[MM-MALTS-L] buying a cask

Lawrence Graham lawrencegraham at shaw.ca
Fri Nov 6 16:22:32 CET 2009


Life is full of risks and one way to spread the risk is to buy a share of a
cask with a group of friends; for all the people who buy casks the vast
majority end up with a good product. We recently bottled an Arran and it
turned out exceedingly well. We have three other casks and are really not
too worried and understand that nothing is for sure but that is life..

 

Lawrence

 

  _____  

From: mm-malts-l-bounces at grsnet.net [mailto:mm-malts-l-bounces at grsnet.net]
On Behalf Of Horst Luening
Sent: Friday, November 06, 2009 12:06 AM
To: MaltManiacs operated former 'MALT-L' Whisky List
Subject: AW: [MM-MALTS-L] buying a cask

 

Hello Ron & John!

 

Startup distilleries need a lot of money. It will be bound into their
warehouses for years to come. How to finance such big money traps?

 

Going to a bank means paying a lot of interests for these years. No easy
thing.

 

Ethusiasts like us maltheads a willing to invest into such matter. But -
there is always a but - you do not pay the costs for such a cask but you pay
the total amount upfront, what the whisky might be worth after maturation. I
definitely say might, because the cask might turn out to be not that good.
And what to do with hundreds of similar bottles? Dividing a cask is
preferrable from my point of view.

 

If raw whisky costs 1 Euro per bottle, why are they demanding 25,78 Euro
(w.o. tax) in the case of Dingle?

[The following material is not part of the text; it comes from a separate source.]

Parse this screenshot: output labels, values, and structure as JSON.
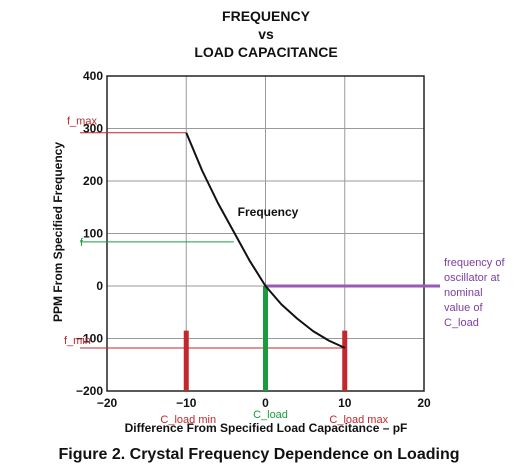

Of cause there are the costs of the cask
but the main reason is they want to raise as much money for their future
warehouse content as possible.

 

I would never buy a cask myself. The risk that you end up with much more
costs (insurance, bottling, etc.) and the risk how the cask will mature is
definitely to high for me. If they would offer a liter price of 5 Euro I
might get tempted so.

 

P.S.: Pure Pot Still vs. Single Malt

 

>From my point of view there is no contrast between those two. Pure Pot Still
means a fabrication mathod and Single Malt stands for the ingredients. You
are able to distill a malt mash in a pot still (as the Scots do) and you
might distill a mixture of several grains in those pot stills. Some
marketing reps want to mix or divide these things.